I went by your Uncle's recently. He apologized for freaking out at us when he found me in your bed. I don't know if you've been talking to him or what. Anyways, he seems to be getting on okay. I think he misses you. Maybe he misses having me around too; who knows. It must be lonely there, alone in that big house. He gave me coffee when I went. I pretended to like it because I was trying to be a good guest.
Allie wants me to tell you that she misses you too. She gave me a mix-CD to send you but I'm afraid I lost it. Sorry. She's stopped going to school but she works at the gas station now. Everyone got mad at her for dropping out, so I try not to get on her case about it, but I'm mad too. We don't hang out as much anymore, because she works a lot and I have to study. Her birthday party was fun though. We had a barbeque at her place. Everyone you met was there, and some more people from our school. We laughed a lot and the food was really good. I wished you were with us but we had fun anyways.

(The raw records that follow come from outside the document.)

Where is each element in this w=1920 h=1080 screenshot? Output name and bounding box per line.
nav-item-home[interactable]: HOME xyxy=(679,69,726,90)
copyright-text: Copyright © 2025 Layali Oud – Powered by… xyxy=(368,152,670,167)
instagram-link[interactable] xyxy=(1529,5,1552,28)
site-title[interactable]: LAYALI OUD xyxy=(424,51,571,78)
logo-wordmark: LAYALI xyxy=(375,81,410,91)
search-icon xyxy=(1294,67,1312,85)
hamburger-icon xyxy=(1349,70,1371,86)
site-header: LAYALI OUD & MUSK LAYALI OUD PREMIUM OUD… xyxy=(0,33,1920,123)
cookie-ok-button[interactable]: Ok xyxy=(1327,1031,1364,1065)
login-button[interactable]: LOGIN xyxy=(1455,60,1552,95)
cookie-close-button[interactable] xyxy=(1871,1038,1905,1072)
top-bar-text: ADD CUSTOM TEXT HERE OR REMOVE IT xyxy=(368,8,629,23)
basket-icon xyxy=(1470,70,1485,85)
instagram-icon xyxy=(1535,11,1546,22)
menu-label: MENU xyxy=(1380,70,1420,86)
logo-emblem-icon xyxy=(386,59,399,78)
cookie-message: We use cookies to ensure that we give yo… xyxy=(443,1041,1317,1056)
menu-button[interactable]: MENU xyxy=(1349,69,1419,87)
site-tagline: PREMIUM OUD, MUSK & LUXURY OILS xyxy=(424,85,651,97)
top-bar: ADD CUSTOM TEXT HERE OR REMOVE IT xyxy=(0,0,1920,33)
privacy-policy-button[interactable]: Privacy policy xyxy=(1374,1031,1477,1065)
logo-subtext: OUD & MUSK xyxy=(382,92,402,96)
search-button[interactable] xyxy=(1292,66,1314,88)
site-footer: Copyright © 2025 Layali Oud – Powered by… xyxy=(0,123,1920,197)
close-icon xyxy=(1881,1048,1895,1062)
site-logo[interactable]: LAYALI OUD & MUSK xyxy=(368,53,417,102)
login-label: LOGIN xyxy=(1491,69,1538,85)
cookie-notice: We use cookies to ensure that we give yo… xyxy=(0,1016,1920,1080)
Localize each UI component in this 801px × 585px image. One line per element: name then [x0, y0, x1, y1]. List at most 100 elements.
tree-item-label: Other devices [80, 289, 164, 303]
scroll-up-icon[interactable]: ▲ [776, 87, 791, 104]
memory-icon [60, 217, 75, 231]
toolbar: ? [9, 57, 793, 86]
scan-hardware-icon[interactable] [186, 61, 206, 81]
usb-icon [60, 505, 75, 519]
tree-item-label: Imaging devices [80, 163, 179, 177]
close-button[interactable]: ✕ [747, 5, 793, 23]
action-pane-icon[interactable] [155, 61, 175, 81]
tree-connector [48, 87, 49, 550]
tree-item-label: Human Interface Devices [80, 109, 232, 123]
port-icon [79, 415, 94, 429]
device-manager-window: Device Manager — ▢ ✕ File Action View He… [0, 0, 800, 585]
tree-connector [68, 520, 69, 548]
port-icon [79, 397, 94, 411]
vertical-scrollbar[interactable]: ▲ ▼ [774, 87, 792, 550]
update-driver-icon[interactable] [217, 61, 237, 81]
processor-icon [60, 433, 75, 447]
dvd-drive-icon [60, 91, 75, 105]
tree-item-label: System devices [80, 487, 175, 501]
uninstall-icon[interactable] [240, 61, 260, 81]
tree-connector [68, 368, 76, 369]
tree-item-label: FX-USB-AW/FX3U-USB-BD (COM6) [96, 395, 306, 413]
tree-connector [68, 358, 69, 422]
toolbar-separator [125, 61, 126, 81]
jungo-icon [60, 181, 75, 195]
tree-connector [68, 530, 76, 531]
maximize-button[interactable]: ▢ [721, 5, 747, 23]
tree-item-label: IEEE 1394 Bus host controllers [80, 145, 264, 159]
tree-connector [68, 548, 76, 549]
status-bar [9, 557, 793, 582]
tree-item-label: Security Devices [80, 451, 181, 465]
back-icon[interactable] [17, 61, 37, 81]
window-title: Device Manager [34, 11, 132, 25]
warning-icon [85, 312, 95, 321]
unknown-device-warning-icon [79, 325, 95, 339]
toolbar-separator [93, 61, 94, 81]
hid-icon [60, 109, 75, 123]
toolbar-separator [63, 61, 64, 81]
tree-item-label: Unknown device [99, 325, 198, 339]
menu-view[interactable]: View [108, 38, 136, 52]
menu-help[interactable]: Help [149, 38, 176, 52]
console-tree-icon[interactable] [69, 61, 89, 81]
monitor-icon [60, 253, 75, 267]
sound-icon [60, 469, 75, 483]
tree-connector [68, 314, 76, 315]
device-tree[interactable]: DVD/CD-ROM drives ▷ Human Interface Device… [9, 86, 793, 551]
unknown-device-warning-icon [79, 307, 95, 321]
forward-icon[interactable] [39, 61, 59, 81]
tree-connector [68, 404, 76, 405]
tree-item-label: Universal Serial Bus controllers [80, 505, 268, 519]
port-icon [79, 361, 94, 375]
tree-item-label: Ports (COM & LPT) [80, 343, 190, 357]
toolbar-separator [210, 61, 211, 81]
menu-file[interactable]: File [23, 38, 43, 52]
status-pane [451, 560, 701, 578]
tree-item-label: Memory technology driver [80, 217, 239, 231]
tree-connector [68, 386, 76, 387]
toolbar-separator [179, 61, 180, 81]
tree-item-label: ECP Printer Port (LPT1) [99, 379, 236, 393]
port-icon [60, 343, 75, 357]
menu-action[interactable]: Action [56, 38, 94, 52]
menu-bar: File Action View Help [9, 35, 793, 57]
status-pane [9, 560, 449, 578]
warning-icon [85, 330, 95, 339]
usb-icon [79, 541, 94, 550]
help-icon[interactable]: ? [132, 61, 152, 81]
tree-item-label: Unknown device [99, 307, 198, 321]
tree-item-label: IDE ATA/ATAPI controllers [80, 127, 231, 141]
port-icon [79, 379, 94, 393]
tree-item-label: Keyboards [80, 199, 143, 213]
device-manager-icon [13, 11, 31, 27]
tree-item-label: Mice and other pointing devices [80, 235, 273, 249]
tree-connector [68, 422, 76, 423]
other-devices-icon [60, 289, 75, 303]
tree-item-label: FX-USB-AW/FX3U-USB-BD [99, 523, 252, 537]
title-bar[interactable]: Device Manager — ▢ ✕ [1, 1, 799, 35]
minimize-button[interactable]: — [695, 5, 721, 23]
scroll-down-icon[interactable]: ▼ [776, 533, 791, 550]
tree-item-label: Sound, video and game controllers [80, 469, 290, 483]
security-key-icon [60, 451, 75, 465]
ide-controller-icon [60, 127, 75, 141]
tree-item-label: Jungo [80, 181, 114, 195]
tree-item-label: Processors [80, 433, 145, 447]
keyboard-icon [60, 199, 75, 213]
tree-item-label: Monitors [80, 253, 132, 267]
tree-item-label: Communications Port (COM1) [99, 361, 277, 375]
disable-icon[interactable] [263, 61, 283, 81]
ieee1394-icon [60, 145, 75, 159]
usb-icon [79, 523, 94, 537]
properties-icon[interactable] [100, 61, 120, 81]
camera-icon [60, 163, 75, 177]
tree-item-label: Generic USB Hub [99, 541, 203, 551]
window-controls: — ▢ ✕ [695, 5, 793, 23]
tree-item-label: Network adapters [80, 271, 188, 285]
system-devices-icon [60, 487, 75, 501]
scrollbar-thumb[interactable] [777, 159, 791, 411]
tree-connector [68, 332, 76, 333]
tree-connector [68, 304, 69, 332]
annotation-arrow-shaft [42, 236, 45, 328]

The weather is getting colder. I guess it must be getting colder in Toronto too. But things there probably aren't this beautiful. The trees are changing colour and everything smells smoky. The crickets sing every night. The moon keeps getting clearer and brighter.
I love the fall but I miss the summer already. Remember when we went blackberry picking by the creek? Now every time I eat blackberries I think of you. They were so ripe. You squished blackberries all over my body, remember that? That shirt got ruined. Mom cut it up and now we use it for rags. After I got all sticky, and the dust started coating the berry stains on me, we swam in the creek. The water was never more clear and cold, never more refreshing.
And now I'm remembering when Allie and you and me biked out to lake Erie. That took hours! We were so exhausted we didn't even want to swim. But there were so many people at the beach. It was so much fun. And we had that delicious dinner at the restaurant… I can't remember what it was called. But I had the pulled pork burger and you had a salad, and I made fun of you. When the mosquitoes started coming out we started to head back, and didn't get home till it was so late we crashed at your Uncle's.
And remember the time we went to the summer fair?
Of course you remember all these things. You were there too. I don't know why I'm talking about all this. Yeah, I guess I do know. Those were beautiful days. I want to know that somebody else remembers them like I do. That they matter to you like they matter to me.
I guess you want to know how I'm doing, too, don't you? I spend most of my time studying. Sometimes I walk the train tracks like we used to. I miss you. I try not to think about it too much, because then I feel down, but it's true. I'm trying hard to graduate with good marks so I can get into a good university, like everyone wants me to. I guess like I want me to, as well.
Anyways, I'm writing just to say that if you have any time, maybe you could come back to visit? I can drive out as far as Woodbridge to meet you at the bus depot.